RS is also not proposing to impose documentation requirements for sales indicated as from a "long" position as the SEC is now doing. Under proposed amendments published on August 7, 2007 (SEC Release Number 34-56213), the SEC is proposing rules to require broker-dealers that are marking a sale as "long" to document the present location of the securities being sold. This proposal, which has significant administrative ramifications for broker-dealers, has already been the subject of much comment and is expected to continue to be so.
Furthermore, there is no indication that RS intends to propose rules comparable to the SEC’s rules governing short selling in connection with a public offering.

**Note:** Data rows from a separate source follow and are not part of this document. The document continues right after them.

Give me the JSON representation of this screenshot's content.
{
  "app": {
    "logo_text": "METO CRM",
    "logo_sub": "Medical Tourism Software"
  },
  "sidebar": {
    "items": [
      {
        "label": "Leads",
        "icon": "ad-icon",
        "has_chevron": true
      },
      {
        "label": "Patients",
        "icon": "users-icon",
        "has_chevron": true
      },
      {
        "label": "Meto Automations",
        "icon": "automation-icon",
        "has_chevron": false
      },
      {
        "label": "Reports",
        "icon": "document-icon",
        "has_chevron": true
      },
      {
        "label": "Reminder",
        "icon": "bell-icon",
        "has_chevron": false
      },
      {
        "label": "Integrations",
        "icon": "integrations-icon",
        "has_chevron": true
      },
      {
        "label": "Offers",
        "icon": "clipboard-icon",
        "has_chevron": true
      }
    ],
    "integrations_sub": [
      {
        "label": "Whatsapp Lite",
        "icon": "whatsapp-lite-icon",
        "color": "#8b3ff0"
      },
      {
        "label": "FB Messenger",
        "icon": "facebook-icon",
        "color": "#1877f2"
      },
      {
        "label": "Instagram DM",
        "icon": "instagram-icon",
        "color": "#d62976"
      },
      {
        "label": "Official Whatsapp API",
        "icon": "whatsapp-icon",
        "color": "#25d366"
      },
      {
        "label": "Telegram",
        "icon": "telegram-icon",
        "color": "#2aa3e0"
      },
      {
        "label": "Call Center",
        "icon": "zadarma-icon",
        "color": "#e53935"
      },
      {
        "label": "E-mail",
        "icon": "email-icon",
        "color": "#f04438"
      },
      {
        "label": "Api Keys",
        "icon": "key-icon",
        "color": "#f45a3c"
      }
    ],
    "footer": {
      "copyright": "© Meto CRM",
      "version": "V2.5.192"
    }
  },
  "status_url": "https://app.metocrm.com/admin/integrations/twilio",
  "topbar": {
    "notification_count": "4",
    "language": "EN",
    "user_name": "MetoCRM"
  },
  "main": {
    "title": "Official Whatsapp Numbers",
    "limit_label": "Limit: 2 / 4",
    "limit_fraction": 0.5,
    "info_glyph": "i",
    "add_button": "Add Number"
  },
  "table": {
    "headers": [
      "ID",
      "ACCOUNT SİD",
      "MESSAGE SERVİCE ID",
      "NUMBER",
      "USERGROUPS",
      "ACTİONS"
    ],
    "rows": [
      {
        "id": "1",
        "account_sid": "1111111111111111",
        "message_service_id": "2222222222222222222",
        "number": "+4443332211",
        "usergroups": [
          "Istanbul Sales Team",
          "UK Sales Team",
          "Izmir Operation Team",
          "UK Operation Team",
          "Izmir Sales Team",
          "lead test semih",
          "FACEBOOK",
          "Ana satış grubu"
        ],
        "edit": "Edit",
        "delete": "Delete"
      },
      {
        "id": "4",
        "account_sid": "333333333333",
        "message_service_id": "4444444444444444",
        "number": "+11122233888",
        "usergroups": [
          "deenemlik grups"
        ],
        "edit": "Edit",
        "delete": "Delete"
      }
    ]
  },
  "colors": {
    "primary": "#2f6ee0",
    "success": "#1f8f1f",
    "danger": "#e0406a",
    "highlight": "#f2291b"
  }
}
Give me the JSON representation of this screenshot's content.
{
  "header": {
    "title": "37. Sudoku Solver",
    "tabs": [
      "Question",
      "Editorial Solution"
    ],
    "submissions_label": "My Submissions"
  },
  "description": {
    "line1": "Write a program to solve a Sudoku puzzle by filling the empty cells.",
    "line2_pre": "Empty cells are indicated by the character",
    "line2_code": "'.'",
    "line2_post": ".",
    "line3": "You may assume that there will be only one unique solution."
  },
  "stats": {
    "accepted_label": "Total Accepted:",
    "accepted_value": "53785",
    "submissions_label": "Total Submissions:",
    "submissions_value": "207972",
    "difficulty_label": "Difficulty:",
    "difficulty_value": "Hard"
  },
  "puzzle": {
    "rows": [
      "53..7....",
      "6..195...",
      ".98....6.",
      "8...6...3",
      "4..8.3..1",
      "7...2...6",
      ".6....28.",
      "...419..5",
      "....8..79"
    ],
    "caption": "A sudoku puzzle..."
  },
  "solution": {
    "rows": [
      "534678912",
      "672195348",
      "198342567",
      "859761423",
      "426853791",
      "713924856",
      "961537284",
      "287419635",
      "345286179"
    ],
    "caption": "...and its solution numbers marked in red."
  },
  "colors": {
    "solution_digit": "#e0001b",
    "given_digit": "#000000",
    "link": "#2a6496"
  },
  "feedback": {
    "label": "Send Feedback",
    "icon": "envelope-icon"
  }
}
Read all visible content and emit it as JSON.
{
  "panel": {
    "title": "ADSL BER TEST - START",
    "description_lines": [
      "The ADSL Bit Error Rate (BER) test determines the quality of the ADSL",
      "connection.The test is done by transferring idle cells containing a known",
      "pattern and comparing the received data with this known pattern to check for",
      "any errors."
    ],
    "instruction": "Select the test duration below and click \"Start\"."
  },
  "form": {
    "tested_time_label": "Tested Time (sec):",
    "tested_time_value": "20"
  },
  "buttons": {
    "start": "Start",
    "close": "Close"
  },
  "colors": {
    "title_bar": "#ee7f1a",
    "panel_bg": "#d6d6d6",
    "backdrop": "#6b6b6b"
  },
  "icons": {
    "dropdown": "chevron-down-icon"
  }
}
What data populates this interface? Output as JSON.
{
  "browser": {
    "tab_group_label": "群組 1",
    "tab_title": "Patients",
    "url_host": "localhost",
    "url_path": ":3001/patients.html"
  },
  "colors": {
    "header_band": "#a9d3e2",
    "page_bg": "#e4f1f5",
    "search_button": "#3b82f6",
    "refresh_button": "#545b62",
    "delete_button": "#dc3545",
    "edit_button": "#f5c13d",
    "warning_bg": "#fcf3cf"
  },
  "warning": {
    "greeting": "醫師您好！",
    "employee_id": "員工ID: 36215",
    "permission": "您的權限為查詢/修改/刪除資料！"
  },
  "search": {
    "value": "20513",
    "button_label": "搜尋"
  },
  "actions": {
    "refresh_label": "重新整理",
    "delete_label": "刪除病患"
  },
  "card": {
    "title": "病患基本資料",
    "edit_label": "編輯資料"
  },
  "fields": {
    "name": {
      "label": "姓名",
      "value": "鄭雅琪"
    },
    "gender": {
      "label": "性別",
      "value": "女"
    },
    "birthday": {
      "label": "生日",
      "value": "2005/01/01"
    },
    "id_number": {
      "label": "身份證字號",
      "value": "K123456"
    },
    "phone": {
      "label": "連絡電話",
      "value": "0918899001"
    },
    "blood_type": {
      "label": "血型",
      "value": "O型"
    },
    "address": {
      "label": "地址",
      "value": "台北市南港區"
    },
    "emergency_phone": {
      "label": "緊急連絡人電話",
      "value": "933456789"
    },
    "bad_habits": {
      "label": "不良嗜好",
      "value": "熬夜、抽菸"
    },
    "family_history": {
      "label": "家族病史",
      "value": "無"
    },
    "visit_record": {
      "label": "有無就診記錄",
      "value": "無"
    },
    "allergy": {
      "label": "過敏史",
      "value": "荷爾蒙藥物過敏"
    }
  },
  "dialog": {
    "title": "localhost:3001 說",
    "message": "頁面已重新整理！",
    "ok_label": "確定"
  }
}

Effective October 9, 2007, Regulation M, "Anti- Manipulation Rules Concerning Securities Offerings," prohibits any person who sells short an equity security that is the subject of a public offering from purchasing the offered securities from an underwriter or broker or dealer participating in the offering, subject to very limited exceptions. That rule is specifically intended to protect the independent pricing of equity securities in a public offering—in other words, to ensure that the prices at which securities are offered to the public are a function of supply and demand rather than manipulative activity that can reduce an issuer’s offering proceeds and dilute value to securityholders.
In Canada, although RS has chosen not to formulate a specific rule for this purpose, it certainly retains the jurisdiction to deal with trading strategies or market conduct that could be deemed abusive or manipulative in this context.
The adoption of the new Canadian rule-changes proposed by RS—and the concomitant decision not to adopt rules identical or comparable to those south of the border—can be expected to make short selling easier and less costly for market participants trading Canadian securities in Canadian marketplaces. Canadian dealers who sell short Canadian securities in U.S. marketplaces must, of course, comply with the applicable U.S. rules. RS has indicated that if the proposed rules are implemented, it will be important to assess their effect on Canadian marketplaces and that it will conduct a study to examine, among other things, the impact of the new rules on volatility and fail rates.